La deuxième déclaration d’abandon de l’excision et des mariages précoces et forcés en Moyenne Guinée s’est tenue dimanche 26 janvier 2014, à Tounny dans la commune rurale de Tountouroun, préfecture de Labé. Cette déclaration résulte de la mise en œuvre du Projet « Promouvoir le respect des droits des enfants dans les communautés de la Moyenne Guinée  » cofinancé par l’Unicef et Tostan pour la période de juillet 2013 à février 2014. Ce projet  s’est appuyé sur les acquis des projets antérieurs afin d’encourager la dynamique d’abandon des pratiques néfastes  dans cette région.

Dans le cadre de ce projet, 576 leaders communautaires venant de 18 CGC (Comités de Gestion Communautaire) et 18 CLEF (Conseils locaux de l’Enfant et Famille), dont 408 femmes ; ont renforcé leurs capacités sur la protection de l’enfant.

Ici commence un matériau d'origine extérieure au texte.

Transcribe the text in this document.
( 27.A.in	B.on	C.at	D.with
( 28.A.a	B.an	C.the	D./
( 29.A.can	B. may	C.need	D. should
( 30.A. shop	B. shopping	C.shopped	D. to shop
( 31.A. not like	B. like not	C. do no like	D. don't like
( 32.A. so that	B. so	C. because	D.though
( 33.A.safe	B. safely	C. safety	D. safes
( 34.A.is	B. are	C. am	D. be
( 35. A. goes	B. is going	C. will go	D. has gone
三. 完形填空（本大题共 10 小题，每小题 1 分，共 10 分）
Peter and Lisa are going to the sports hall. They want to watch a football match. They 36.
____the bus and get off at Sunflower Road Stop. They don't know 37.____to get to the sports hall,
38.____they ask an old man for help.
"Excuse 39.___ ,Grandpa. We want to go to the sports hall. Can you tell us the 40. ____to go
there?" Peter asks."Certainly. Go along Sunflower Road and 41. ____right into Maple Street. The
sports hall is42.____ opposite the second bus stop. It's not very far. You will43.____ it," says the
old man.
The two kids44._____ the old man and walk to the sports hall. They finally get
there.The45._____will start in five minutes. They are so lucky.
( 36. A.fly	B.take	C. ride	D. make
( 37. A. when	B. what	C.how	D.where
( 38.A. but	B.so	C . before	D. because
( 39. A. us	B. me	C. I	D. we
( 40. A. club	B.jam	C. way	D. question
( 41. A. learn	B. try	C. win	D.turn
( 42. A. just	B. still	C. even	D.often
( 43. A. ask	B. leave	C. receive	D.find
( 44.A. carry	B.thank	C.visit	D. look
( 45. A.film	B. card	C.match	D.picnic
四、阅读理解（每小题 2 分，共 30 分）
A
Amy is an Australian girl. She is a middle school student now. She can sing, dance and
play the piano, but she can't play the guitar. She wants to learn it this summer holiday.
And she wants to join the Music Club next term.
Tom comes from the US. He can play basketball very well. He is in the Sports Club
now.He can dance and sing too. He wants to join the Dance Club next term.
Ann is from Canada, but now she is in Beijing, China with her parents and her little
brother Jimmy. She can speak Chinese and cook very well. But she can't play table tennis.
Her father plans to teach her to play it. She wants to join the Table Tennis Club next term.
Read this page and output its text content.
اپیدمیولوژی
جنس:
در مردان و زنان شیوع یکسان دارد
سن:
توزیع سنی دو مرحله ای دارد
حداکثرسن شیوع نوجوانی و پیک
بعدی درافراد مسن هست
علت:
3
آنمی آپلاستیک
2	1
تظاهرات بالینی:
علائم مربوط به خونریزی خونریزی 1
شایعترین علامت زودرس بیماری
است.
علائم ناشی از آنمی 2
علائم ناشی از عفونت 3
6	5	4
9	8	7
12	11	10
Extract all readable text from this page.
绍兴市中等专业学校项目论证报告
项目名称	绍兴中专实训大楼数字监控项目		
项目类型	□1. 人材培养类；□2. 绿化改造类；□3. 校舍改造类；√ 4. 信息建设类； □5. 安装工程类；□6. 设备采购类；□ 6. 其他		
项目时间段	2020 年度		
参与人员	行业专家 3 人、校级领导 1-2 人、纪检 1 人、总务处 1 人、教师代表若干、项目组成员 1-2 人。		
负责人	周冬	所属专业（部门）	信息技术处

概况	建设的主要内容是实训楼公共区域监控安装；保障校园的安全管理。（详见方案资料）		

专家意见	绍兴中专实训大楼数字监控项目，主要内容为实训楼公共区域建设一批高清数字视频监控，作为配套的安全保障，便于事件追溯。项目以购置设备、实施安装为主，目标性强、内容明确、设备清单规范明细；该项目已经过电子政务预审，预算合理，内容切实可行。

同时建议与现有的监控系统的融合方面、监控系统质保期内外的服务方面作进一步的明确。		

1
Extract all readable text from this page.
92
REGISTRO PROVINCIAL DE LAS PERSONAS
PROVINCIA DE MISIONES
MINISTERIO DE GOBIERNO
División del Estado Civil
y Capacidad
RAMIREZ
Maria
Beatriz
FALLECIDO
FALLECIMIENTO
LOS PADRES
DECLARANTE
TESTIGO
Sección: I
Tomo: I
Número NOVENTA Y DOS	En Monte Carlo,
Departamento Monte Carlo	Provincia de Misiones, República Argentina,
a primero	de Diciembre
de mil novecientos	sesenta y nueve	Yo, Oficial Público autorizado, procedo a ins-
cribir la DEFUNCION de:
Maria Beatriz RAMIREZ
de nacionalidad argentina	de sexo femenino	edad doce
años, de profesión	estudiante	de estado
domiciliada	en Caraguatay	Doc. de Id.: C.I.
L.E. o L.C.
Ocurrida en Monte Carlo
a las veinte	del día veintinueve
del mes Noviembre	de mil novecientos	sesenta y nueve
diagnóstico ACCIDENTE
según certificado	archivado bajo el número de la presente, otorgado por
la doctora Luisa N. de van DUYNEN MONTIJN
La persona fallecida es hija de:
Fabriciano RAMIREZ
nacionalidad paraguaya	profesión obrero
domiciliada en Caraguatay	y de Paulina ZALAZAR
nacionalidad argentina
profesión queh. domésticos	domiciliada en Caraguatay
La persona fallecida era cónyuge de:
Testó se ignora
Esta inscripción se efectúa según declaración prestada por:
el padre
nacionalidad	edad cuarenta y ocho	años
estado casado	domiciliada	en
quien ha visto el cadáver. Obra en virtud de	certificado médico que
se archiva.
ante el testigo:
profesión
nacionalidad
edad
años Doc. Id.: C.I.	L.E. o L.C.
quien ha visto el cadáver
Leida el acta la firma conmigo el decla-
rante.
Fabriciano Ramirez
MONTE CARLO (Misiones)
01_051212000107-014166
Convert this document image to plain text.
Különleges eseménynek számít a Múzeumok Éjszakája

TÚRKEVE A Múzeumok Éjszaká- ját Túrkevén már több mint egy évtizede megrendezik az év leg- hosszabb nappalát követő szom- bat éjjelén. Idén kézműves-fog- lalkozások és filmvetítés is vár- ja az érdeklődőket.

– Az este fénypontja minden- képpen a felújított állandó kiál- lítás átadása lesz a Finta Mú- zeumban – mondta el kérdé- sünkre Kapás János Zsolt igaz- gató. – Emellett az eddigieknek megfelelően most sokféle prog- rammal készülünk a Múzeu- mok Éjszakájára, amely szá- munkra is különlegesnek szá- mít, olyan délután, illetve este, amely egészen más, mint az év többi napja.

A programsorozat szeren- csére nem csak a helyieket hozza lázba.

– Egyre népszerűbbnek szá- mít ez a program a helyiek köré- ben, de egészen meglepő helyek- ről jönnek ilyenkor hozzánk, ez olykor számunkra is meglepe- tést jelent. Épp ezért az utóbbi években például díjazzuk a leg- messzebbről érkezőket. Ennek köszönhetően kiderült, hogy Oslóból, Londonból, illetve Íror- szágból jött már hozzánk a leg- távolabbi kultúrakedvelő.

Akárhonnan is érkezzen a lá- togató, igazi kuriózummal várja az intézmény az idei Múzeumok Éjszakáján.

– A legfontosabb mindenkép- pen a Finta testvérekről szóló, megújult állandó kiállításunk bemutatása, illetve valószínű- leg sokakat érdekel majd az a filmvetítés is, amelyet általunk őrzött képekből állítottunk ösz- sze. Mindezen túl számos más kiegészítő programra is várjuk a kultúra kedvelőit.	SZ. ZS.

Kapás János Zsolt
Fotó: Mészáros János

C’est Madame le Chef de division promotion et protection des femmes au ministère de l’action sociale, qui a donné le coup des activités. Madame Fatoumata Diaraye Diady dans son discours a indiqué que « la promotion de l’abandon de l’excision et autres pratiques traditionnelles néfastes à la santé de la mère et de l’enfant, figurent en bonne place dans les priorités de l’action gouvernementale dont mon Département représente l’ancrage institutionnel ».

 

Quand au coordinateur national de Tostan Guinée, Mouctar Oularé, il a souligné que « Ce projet a eu comme approche de renforcer les capacités du dispositif de protection de l’enfant à base communautaire afin de consolider  son ancrage communautaire et son inter-sectorialité avec les ONG locales et les services d’appui tels que l’éducation, la santé, l’état civil ». Cette cérémonie de déclaration a connu la présence du Chef de cabinet du gouvernorat de Labé, du secrétaire général chargé des collectivités décentralisées de Labé, du représentant de la ligue islamique régionale ainsi que les communautés villageoises concernées.

Cependant, beaucoup reste à faire, car la prévalence de l’excision en Guinée demeure l’une des plus élevées sinon la plus élevée de la sous-région Ouest Africaine.